Parashah K'doshim

May 5, 2022Sally Frank

“You shall be holy because I the Eternal you God am holy.” (Lev. 19:2).  What a high bar to have to try to meet. This week’s Torah portion, which is at the very center of the Torah scroll, challenges us to try to be like God. Oddly, the portion gives us many ways to try to imitate God’s holiness through our everyday actions. It is full of commands about our social behavior, religious worship, and sexual relations. (Though, in our current understanding of human nature, fulfillment, and the text, we reject the verse denouncing male homosexual behavior. I often wonder why some people pick just that verse to uphold while rejecting so many of the other commandments in the Torah).   
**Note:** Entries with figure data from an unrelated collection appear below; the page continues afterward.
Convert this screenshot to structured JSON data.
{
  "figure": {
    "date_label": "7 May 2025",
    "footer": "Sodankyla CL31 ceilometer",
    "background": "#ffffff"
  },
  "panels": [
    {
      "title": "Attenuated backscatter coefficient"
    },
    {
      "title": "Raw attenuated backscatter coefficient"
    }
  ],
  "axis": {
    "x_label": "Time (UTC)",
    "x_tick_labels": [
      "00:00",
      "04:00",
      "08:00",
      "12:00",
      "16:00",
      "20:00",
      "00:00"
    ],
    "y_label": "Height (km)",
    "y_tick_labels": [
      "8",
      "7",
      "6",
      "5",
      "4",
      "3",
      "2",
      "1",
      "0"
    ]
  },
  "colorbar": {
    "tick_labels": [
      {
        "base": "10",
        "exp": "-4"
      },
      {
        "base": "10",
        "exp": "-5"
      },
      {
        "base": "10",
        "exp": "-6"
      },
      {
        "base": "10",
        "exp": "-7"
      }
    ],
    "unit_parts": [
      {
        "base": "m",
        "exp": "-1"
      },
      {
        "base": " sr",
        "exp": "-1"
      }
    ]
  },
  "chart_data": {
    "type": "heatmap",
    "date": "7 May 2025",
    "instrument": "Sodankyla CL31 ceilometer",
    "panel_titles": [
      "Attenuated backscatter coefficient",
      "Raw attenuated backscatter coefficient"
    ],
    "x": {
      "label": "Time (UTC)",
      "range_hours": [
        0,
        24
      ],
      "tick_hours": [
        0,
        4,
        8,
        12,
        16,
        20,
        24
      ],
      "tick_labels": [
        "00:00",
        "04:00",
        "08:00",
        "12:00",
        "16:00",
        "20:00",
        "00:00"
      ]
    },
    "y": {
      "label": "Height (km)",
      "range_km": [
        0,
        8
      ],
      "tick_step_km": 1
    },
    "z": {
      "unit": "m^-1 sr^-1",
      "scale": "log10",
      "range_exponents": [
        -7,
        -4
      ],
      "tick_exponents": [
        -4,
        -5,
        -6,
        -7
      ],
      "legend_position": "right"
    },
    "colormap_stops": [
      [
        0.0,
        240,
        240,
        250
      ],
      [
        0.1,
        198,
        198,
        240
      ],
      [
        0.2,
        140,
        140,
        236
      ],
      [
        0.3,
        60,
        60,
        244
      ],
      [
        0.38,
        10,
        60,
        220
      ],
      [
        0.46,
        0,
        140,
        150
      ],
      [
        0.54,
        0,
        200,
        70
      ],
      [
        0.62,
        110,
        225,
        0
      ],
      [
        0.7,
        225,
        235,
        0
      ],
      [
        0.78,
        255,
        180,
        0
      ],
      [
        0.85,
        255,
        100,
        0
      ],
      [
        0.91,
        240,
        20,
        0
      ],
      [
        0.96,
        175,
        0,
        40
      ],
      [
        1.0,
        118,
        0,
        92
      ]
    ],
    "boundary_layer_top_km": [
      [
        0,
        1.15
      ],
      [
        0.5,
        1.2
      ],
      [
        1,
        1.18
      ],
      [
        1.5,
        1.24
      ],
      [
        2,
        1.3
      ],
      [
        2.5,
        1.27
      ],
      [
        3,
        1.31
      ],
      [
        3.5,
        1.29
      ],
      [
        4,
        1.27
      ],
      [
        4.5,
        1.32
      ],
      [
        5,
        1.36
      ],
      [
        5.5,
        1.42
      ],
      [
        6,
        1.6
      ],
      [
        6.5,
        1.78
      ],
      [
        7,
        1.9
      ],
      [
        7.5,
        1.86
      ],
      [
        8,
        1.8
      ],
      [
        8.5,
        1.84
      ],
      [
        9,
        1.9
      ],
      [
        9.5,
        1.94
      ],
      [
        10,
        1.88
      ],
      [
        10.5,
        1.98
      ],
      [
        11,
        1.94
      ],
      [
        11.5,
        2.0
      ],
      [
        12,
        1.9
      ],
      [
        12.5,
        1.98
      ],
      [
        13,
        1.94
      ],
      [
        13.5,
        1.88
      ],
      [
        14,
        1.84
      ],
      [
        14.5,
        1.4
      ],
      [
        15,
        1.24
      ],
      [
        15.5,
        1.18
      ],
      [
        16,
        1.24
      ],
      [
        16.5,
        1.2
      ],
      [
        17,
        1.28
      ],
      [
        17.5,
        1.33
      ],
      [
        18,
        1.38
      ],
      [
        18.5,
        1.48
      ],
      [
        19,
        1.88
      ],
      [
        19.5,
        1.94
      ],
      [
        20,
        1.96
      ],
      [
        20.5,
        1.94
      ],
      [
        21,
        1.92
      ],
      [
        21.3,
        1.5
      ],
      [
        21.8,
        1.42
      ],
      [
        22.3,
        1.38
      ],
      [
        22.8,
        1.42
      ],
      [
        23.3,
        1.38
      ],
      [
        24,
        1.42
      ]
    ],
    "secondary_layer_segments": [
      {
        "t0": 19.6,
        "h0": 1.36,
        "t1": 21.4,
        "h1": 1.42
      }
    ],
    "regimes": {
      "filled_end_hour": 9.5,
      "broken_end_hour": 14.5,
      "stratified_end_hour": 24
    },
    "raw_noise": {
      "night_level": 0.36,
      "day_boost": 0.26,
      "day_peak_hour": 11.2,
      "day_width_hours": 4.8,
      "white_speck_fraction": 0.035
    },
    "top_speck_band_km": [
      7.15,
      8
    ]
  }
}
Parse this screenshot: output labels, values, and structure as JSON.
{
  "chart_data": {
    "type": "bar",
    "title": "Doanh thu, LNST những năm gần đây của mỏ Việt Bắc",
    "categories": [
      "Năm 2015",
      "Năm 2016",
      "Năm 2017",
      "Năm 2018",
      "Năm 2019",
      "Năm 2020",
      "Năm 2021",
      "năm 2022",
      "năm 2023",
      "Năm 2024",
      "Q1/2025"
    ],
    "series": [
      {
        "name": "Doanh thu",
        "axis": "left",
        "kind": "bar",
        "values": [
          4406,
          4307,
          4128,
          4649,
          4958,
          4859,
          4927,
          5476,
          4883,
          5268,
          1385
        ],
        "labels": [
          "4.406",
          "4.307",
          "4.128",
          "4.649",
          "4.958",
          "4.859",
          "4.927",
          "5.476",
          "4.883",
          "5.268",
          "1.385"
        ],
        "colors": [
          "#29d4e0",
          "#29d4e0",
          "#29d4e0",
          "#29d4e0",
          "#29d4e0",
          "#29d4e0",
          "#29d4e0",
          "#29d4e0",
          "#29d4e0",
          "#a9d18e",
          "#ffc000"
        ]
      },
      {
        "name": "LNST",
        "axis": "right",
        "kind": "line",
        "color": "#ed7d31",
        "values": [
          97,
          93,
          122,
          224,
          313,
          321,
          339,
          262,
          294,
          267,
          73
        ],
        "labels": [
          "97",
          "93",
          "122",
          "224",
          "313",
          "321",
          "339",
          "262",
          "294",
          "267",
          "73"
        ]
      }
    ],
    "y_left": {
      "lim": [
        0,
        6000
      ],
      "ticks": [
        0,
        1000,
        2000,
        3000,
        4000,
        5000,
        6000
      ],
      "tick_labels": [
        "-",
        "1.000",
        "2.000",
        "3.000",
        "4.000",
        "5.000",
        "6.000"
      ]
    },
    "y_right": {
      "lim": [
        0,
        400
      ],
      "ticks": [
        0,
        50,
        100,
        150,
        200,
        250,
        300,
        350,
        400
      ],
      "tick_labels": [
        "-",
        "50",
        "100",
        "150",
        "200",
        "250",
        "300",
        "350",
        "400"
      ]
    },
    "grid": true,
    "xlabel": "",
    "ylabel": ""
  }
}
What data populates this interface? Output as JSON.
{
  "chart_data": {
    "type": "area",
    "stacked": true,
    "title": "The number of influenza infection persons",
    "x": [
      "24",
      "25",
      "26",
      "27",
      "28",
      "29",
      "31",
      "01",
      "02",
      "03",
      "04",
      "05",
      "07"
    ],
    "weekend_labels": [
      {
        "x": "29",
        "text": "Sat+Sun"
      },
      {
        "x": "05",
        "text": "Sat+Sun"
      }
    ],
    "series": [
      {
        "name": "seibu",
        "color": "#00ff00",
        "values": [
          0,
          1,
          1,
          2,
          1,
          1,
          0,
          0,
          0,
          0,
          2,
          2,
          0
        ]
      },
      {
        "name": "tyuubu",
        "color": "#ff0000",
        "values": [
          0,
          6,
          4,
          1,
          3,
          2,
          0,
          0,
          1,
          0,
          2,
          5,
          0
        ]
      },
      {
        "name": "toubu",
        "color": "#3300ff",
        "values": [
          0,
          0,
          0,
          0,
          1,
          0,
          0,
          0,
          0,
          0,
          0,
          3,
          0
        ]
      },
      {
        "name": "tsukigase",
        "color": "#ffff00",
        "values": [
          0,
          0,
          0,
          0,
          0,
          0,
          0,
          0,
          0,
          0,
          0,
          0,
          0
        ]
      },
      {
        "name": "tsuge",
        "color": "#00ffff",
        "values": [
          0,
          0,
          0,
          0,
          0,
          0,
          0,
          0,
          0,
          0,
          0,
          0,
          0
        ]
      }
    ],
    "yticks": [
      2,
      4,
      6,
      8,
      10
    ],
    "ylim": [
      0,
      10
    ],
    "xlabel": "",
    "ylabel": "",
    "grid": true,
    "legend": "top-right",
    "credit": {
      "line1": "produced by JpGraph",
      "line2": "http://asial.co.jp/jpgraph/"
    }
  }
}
I could focus on so many different aspects of the portion and still not hit all of the ways in which it calls on us to be holy. However, given what is happening in state legislatures now, I decided to highlight the ways in which this week’s Torah portion requires us to care for those neediest and refuse to take advantage of others’ disabilities or difficulties. For Parashah K’doshim calls on us to be better people and to watch out for those around us.

Let me give some examples. Early in Leviticus 19, we are told several ways to take care of the poor. We must not reap the corners of our fields and not pick up fruits or vegetables that we drop while bringing in the harvest. These are to be left for the poor so that in an agricultural area, they can feed themselves and are not left hungry. We are then told not to steal or defraud others. In the very next verse is the commandment, “The wages of a laborer shall not remain with you until morning.” (Lev. 19:13). In this instance, the laborer is probably a needy day laborer. Waiting for someone to pay them for their work leaves them hungry and unable to care for their families. Wages, therefore, must be paid promptly. Failure to do so is like defrauding the worker. Similarly, judges are warned not to show deference to the rich or favor the poor but to judge justly and fairly.  

It is not only the poor that this Torah portion looks out for. It is also concerned with those who are vulnerable in other ways. This week’s portion contains the famous words, “You shall not insult the deaf, or place a stumbling block before the blind. You shall fear your God for I am the Eternal.” (Lev. 19:14). Why does the text add fearing God to this rule? It is because people may think that no one will see them put out the stumbling block or hear them curse. They will get away with it. However, we are told that even if we think we won’t get caught, God will know.

It is not only the blind and the deaf who suffer when attacked by someone around them. There are so many people in our communities who are vulnerable and are being attacked. Some are poor and have their food stamps or unemployment insurance reduced. Employers fail to pay all of the wages owed to some of their workers. Efforts to unionize continue to be met with great obstacles. All of these undermine our duty to care for the poor among us.

Another group under continuous attack lately is people who belong to sexual minorities. Our neighbors in the LGBTQ+ community are being attacked at every turn by state legislatures and local school boards. Whether the effort is to remove books from libraries and curriculum, banning transgender women from competing in sports, or barring transgender children from getting the medical and psychological care they need, the harm being done is enormous.  

This Torah portion tells us that we cannot let this happen. It is our duty to protect those who are vulnerable from wage theft, hunger, stumbling blocks, and curses. In fact, much of this can be summed up by another commandment in this week’s Torah portion, “You shall not stand idly by the blood of your neighbor.” (Lev. 19:16). WRJ has passed many resolutions over the years on these issues. Now is the time we need to put those resolutions into action and work to ensure that we take care of others in need and stop attacking them. We need to stand with our neighbors to join them in defending themselves. In doing so, maybe we will be able to act in holiness as we are called upon to do this week and every week.